I find that writing is like performing on paper. It’s not a spontaneous exercise, rather, it’s a planned excursion into imagination. When it’s writing that mean’s a great deal to you it’s very difficult. There is always frustration because it’s never quite what you want it to be.
Writing for fun, on the other hand, can be easy and satisfying. If one isn’t impassioned about a subject, then how to get the sweet pleasure of writing? Just start. I find that I must first put something on the page, either a title or the date. What next? Choose a place: (kitchen, Paris, restaurant, tunnel) any place at all.
Choose a time: (sunrise, 1857, wartime) any time. Choose an action: (guitar strummed, speeding car, cooking) any action. With any three, you should be able to conjure scenes of interest and dialogue to reveal facts.
For instance, if I take Paris, sunrise, and speeding car, what can I do?
The sky was promising that sunrise was on its way at last. Lise Grondin sped through the streets as fast as her little R5 would take her. At this hour, the usual Paris traffic glut was just getting started, and she hoped to clear the city limits in time to meet Jeff Hebert for lunch in Honfleur.
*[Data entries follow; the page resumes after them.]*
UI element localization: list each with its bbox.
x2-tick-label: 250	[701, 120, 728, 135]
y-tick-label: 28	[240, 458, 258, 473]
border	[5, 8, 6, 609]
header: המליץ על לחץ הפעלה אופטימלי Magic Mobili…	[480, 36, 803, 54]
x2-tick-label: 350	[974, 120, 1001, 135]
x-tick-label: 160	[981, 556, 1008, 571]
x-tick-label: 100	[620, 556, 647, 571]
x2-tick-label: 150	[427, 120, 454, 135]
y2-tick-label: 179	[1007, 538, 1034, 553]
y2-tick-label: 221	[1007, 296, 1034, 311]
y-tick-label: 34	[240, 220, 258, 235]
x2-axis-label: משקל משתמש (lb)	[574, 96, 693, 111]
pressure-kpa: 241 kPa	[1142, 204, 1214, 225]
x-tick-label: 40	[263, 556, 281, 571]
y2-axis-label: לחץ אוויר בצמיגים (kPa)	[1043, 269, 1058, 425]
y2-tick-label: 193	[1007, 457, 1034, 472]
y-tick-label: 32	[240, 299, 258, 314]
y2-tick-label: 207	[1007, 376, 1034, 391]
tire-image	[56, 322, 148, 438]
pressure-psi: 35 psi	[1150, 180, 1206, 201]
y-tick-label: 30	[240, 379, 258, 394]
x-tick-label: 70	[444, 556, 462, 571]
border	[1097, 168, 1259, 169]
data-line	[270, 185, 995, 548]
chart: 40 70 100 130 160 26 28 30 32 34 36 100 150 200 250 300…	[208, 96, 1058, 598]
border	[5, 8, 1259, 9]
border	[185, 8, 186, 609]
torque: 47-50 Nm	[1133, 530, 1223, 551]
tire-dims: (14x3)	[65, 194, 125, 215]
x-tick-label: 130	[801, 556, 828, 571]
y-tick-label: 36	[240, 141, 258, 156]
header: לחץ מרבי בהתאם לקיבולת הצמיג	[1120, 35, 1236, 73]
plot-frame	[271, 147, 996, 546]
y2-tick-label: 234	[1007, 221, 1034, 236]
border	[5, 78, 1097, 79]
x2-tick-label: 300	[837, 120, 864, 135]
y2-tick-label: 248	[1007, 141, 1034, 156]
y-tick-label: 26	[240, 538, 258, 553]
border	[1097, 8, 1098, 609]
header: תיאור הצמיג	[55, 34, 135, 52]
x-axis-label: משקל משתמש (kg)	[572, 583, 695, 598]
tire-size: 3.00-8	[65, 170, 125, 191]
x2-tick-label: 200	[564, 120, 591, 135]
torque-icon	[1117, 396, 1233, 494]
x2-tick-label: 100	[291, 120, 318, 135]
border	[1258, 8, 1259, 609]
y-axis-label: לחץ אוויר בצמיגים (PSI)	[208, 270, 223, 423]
Obviously, one could continue in any way they wish. The speeding car could crash, or be stopped by police, making her late. Who is she meeting and why she is rushing – that’s where the author comes in. It’s up to the creator to create. Writing is not just well assembled words – writing is story telling.
Some people have difficulty developing good names for characters. My tip: watch the credits on movies. You’ll see hundreds of names from behind the cameras. Usually, the names have great variety: male, female, every ethnicity, all you need. The credits from one major movie could provide names for 11 books. Just switch around some of the given names to other surnames, and you’re in business.
Good writing is a gift, and if you ain’t got it, you might have to stick with catalogue captions and business reports. However, if you have a good story inside you, write it. Pay attention to the subtleties of language and grammar in dialogue. A Kentucky farmer and a Chicago merchant will speak very differently from each other.
Lemme know how it works out for you.